Version control might be the most important topic we teach, but Git is definitely the most complicated tool. However, GitHub presently dominates the open software repository landscape, so we have to help novices learn just enough Git to feel they can and should learn more on their own.

This is why we don't teach branching: while it is a power tool in the hands of a knowledgeable user, it is an extra cognitive burden for someone who is new to the idea of version control. This is also why we don't get into hashes and commit objects with novices, but try instead to convince them that version control is:

  1. a better backup system;
  2. a better Dropbox; and
  3. a better way to collaborate than mailing files back and forth.

We close with material on licensing because:

  1. questions about who owns what, or can use what, arise naturally once we start talking about using public services like GitHub to store files; and
  2. the discussion gives learners a chance to catch their breath after what is often a frustrating couple of hours.

Teaching Notes

  • Try to make it clear that Git and GitHub are not the same thing: Git is an open source version control tool, GitHub is a company that's built a really useful website on top of it.

  • Ask, "Who uses 'undo' in their editor?" They say, "'Undo' is the simplest form of version control."

  • Decide in advance whether all the learners will work in one shared repository, or whether they will work in pairs (or other small groups) in separate repositories. The former is easier to set up; the latter runs more smoothly.

  • Make sure the network is working before starting this lesson.

  • Give learners a five-minute overview of what version control does for them before diving into the watch-and-do practicals. Most of them will have tried to co-author papers by emailing files back and forth, or will have biked into the office only to realize that the USB key with last night's work is still on the kitchen table. Instructors can also make jokes about directories with names like "final version", "final version revised", "final version with reviewer three's corrections", "really final version", and, "come on this really has to be the last version" to motivate version control as a better way to collaborate and as a better way to back work up.

  • Version control is usually not the first subject in a workshop, so get learners to create a GitHub account after the session before.

  • If your learners are advanced enough to be comfortable with SSH, tell them they can use keys to authenticate on GitHub instead of passwords, but don't try to set this up during class: it takes too long, and is a distraction from the core ideas of the lesson.

  • When giving instructions, be very clear which files learners are to edit: it is common for them to (for example) edit the instructor's biography rather than their own, or to use the instructor's user ID when committing.

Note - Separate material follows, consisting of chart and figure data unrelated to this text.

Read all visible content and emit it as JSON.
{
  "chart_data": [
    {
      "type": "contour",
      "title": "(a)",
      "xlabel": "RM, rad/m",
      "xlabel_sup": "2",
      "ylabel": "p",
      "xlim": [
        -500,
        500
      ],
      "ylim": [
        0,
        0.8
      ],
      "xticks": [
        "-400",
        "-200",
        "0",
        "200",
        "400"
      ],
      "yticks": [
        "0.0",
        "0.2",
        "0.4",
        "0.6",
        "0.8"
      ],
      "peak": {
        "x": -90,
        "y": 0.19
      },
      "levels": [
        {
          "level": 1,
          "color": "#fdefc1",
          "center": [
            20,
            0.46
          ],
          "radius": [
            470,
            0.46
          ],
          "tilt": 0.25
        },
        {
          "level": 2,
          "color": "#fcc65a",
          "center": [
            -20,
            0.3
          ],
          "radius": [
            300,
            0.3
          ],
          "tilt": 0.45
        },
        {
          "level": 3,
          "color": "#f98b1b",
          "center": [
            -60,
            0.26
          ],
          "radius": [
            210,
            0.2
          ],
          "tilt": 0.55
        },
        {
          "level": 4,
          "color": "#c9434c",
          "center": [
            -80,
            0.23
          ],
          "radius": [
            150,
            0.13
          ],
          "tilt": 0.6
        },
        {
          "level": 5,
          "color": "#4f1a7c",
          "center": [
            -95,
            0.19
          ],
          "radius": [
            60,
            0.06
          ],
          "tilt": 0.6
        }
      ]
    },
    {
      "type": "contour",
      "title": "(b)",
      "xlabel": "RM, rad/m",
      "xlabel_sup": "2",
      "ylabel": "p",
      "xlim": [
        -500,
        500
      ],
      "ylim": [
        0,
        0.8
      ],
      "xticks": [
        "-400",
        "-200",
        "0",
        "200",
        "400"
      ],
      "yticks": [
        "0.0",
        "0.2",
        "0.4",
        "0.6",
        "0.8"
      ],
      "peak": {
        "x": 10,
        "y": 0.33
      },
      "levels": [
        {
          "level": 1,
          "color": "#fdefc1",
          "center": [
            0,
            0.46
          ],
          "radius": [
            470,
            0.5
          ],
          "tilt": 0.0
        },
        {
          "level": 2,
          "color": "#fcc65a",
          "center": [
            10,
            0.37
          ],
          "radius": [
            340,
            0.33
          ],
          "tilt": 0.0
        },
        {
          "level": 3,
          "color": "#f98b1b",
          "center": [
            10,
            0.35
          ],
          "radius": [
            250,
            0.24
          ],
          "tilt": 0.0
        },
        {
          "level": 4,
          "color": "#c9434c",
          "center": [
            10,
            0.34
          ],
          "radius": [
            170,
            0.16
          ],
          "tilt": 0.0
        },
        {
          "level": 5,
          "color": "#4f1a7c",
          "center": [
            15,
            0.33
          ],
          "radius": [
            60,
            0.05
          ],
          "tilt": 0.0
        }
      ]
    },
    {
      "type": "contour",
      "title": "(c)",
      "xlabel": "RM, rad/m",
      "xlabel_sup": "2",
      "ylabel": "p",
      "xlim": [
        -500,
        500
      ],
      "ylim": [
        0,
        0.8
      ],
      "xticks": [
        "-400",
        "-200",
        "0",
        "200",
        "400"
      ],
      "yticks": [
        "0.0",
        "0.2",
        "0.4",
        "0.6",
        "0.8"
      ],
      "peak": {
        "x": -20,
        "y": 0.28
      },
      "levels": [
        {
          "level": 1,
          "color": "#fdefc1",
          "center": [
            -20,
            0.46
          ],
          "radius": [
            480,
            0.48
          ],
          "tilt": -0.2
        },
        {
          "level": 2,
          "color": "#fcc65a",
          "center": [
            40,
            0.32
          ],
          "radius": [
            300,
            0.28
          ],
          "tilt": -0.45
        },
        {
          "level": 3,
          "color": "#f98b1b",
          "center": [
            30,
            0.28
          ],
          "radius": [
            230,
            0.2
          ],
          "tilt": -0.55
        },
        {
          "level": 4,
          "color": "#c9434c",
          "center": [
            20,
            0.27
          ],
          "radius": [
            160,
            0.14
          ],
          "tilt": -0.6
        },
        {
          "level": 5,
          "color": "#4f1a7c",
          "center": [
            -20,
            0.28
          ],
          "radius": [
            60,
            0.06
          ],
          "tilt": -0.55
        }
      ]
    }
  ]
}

  • Be equally clear when they are to edit things: it's also common for someone to edit the file the instructor is editing and commit changes while the instructor is explaining what's going on, so that a conflict occurs when the instructor comes to commit the file.

  • If some learners are using Windows, there will inevitably be issues merging files with different line endings. (Even if everyone's on some flavor of Unix, different editors may or may not add a newline to the last line of a file.) Take a moment to explain these issues, since learners will almost certainly trip over them again.

  • We don't use a Git GUI in these notes because we haven't found one that installs easily and runs reliably on the three major operating systems, and because we want learners to understand what commands are being run. That said, instructors should demo a GUI on their desktop at some point during this lesson and point learners at this page.

  • Instructors should show learners graphical diff/merge tools like DiffMerge.

  • When appropriate, explain that we teach Git rather than CVS, Subversion, or Mercurial primarily because of GitHub's growing popularity: CVS and Subversion are now seen as legacy systems, and Mercurial isn't nearly as widely used in the sciences right now.

  • One thing that has caused confusion comes up when recovering old versions towards the end of the first topic. If, instead of doing $ git checkout f22b25e mars.txt, someone does $ git checkout f22b25e, they wind up in the "detached HEAD" state and confusion abounds. It's then possible to keep on committing, but things like git push origin master a bit later will not give easily comprehensible results. It also makes it look like commits can be lost.

Text Editor

We suggest instructors and students use nano as the text editor for this lessons because:

  • it runs in all three major operating systems,
  • it runs inside the shell (switching windows can be confusing to students), and
  • it has shortcut help at the bottom of the window.

Please point out to students during setup that they can and should use another text editor if they're already familiar with it. Below you will find some tips that could help solving problems when using other editors.

Gedit

You should use

$ git config --global core.editor 'gedit --standalone'

to avoid this error occurring if the student already has a Gedit window open:

$ git commit
Aborting commit due to empty commit message.